But I know that from now on, everything about the place is going to be talked about in terms of before Katrina and after Katrina. It's much too early to say what either was or will be like, just as it's too early for the political advantages and disadvantages to be discussed in Washington, D.C. (I have been there.)
I agree with Bill Clinton. A non-partisan panel ought to be set up later, a group similar to the 9-11 Commission or the Warren Commission that looked into the death of President John F. Kennedy. They should take a non-partisan (if that's possible in 2006) look at everything that happened -- what federal, state, local officials and citizens did or didn't do.
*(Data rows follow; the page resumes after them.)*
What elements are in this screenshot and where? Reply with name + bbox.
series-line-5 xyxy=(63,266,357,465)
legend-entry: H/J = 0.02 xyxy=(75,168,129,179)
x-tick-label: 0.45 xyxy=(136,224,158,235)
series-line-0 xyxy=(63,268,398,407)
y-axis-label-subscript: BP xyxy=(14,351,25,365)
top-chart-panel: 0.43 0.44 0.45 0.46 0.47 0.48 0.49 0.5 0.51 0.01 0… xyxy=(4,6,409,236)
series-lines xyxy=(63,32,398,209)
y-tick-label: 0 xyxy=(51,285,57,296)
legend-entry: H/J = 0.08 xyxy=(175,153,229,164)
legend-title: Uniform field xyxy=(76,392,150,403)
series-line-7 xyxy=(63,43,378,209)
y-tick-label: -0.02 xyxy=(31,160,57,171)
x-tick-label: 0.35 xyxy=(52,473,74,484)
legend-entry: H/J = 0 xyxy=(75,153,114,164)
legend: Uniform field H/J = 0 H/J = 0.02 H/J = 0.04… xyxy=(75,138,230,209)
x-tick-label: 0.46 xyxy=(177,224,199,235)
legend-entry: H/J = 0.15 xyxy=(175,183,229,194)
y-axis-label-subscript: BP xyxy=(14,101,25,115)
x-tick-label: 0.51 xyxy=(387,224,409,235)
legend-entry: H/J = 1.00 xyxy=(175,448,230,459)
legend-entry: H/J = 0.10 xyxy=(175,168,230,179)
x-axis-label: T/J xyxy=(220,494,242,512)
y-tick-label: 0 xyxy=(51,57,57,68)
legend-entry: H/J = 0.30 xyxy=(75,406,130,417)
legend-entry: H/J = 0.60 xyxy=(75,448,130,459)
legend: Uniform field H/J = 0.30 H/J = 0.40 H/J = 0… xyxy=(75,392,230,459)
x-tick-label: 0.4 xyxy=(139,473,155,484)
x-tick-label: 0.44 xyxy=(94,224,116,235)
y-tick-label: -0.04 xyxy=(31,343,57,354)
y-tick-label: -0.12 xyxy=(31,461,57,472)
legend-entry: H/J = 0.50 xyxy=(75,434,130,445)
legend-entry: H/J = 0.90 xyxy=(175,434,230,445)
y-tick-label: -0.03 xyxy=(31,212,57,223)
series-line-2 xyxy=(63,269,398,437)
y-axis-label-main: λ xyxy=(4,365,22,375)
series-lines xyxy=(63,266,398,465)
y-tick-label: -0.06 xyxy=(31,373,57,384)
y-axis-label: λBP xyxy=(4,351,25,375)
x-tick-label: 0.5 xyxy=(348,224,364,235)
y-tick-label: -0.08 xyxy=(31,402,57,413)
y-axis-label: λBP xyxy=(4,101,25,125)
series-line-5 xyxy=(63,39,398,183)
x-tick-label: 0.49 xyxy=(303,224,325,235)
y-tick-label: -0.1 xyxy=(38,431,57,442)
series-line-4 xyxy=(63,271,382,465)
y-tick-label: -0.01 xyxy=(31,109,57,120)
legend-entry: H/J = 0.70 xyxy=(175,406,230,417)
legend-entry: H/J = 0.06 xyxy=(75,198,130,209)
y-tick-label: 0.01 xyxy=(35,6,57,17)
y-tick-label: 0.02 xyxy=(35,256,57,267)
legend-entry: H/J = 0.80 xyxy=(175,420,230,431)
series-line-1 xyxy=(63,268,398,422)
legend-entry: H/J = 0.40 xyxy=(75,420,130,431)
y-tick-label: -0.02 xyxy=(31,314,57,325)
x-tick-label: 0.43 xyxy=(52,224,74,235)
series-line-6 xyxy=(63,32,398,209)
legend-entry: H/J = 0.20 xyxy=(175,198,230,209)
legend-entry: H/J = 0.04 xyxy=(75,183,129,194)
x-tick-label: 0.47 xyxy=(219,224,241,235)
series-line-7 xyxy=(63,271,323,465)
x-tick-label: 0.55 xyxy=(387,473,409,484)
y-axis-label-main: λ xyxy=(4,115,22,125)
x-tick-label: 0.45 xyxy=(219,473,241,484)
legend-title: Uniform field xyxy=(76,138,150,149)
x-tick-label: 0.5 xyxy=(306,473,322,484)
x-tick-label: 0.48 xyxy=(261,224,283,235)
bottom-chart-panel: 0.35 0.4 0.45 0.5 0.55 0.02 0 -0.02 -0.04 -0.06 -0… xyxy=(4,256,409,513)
Disasters and the handling of them is not my area of expertise, but I do have some experience in reporting on them. And for several hurricane seasons, I've been amazed at the reporting of disasters.
I can't understand why reporters are asked to stand in the wind with their station's logo on their windbreaker and yell into a microphone that the wind's blowing. Having worked in television, I know the basic rule: Don't make the viewer feel like an idiot by telling him what he's seeing! And if you can only state the obvious in a written account, shut up.
For about 24 hours during the worst of Katrina, the reporting was about the looting that was happening. The looters caught on long before reporters did that with no electricity, it wasn't going to do much good to swipe a TV, washing machine, CD's, VCR's, etc. etc. if you couldn't do anything with them. Besides, they had to carry whatever they stole great distances through neck-deep water in order to keep any of it.
Whomever was at fault, there was a long time between basic needs and having those needs met. Many obviously took things they needed.
The note on a New Orleans wall photographed by Grayson County's EMS crew says it. This person probably will return the books, if the owner can ever be relocated.
It is like the story my parents told me about when they were moving back to Grayson County from Illinois, traveling in a Model T with three small children and a baby. They were met in the middle of a desolate stretch of road by a man with a shotgun who made all of them get out of the car while he searched it.
It was early in the Great Depression, and someone had stolen the man's winter supply of potatoes.
Mom had thought of bringing their sack of Illinois potatoes, but there wasn't room. If she had brought them, would they have been shot? Neither party could prove ownership of potatoes.
During and since Katrina there has been much talk about compassion, but compassion without action is about a notch and a half from lying.
We have heard a great deal about compassion from the current administration, but the gap between the haves and the have-nots got wider this year by about four million as it has now for several years. On the other side of the coin, we have seen Katrina victims valuing material possessions more than life itself.
What Katrina may have done, if a real Katrina Commission can ever be reality, is to force the me generation to finally look in the mirror. Much of what this generation has created amounted to a house of cards in the reality of Katrina.